First of all, and unrelated to books, I had completely forgotten about weather. Grey days and sunny days don't mean weather to me; they're 95-98% of what the Bay Area experiences all year. No, it's *weather* that still startles me. Like tonight's rainstorm, which was bad enough that I actually read in the library for a while until the rain died down from a pounding roar to just a roar. That was...novel.
So I started reading The Absolutely True Diary of a Part-Time Indian
while waiting for the bus. And on the bus. And walking home from the stop (in the rain!) And so on until I finished it. It's a YA novel, so it didn't take much more than an hour or two. But oh, what an hour!

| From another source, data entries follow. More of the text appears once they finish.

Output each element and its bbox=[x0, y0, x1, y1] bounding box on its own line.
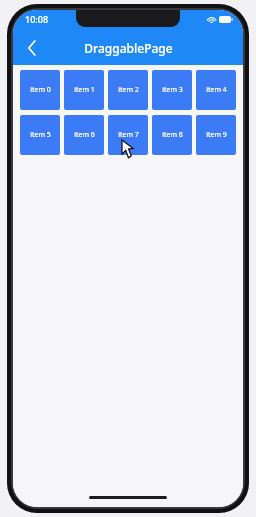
staticText: item 2 bbox=[118, 85, 139, 95]
staticText: item 5 bbox=[30, 130, 51, 140]
staticText: item 1 bbox=[74, 85, 95, 95]
staticText: 10:08 bbox=[25, 13, 49, 25]
button[interactable]: item 4 bbox=[196, 70, 236, 110]
staticText: item 7 bbox=[118, 130, 139, 140]
button[interactable]: item 2 bbox=[108, 70, 148, 110]
button[interactable]: item 8 bbox=[152, 115, 192, 155]
staticText: item 0 bbox=[30, 85, 51, 95]
button[interactable]: item 3 bbox=[152, 70, 192, 110]
button[interactable]: item 0 bbox=[20, 70, 60, 110]
staticText: item 3 bbox=[162, 85, 183, 95]
staticText: DraggablePage bbox=[84, 40, 173, 56]
button[interactable]: item 1 bbox=[64, 70, 104, 110]
staticText: item 6 bbox=[74, 130, 95, 140]
staticText: item 4 bbox=[206, 85, 227, 95]
button[interactable]: Back bbox=[17, 33, 47, 63]
button[interactable]: item 6 bbox=[64, 115, 104, 155]
button[interactable]: item 7 bbox=[108, 115, 148, 155]
staticText: item 9 bbox=[206, 130, 227, 140]
staticText: item 8 bbox=[162, 130, 183, 140]
button[interactable]: item 9 bbox=[196, 115, 236, 155]
button[interactable]: item 5 bbox=[20, 115, 60, 155]
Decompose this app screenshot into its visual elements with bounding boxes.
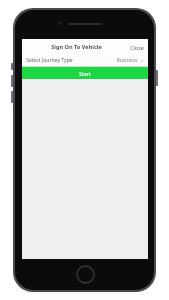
staticText: Sign On To Vehicle bbox=[51, 43, 102, 51]
button[interactable]: Start bbox=[22, 67, 148, 79]
staticText: Select Journey Type bbox=[26, 57, 73, 64]
staticText: Close bbox=[130, 44, 144, 51]
button[interactable]: Close bbox=[126, 41, 148, 54]
staticText: Business bbox=[116, 57, 138, 64]
button[interactable]: Select Journey Type bbox=[22, 55, 148, 66]
other: Home bbox=[76, 265, 95, 284]
staticText: Start bbox=[79, 70, 91, 77]
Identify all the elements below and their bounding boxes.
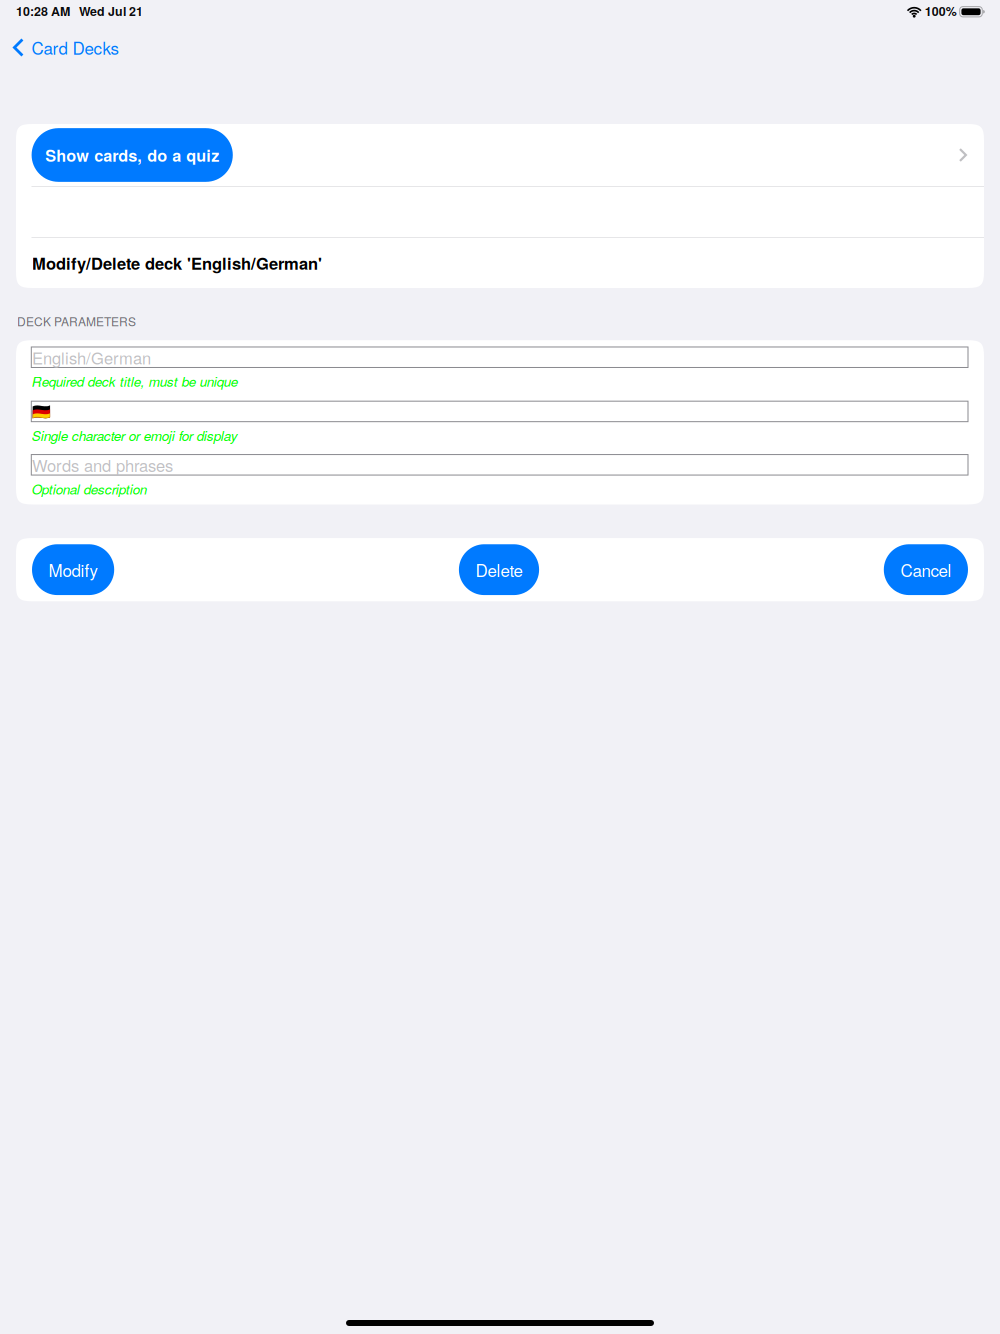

Our Hero is a skinny Spokane with a tendency to stutter and lisp and with severe brain injuries from birth problems. He draws because drawings can speak to anyone, while writing can only speak to people who understand the language. (And the books is illustrated with Junior's cartoons thoughout. The dirrent styles and uses are fantastic!) He's incredibly intelligent, and lives on the rez. Anyone who's heard Alexie talk about reservations knows that this is not a good combination. Junior gets fed up with life, and is encouraged by a teacher to find a different path. He spends his freshman year at an all-white school 22 miles from the rez.
It has a voice that rings very true. Arnold Junior is pulled by Hope and Home, and doesn't quite fit in either. There is bad in Hope, and there is bad in Home, and good in each. There are major, massive triumphs, and major, massive lamentations. There is no resolution at the end, just changing circumstance and the knowledge that life goes on.
This was lighter than a lot of Alexie's other work, and he knows that he is definitely writing for a teenaged audience. But he doesn't pull any punches, either. A lot of themes he's discussed before are present, if in simpler language than he normally uses. And a lot of the themes are also traditional to teen lit: finding a place for yourself, feeling new, understanding society's rules, living by your parents' laws vs. forging your own path...
All in all, a truly excellent work, with a lot of depth to it. It deserves every award that it has been given.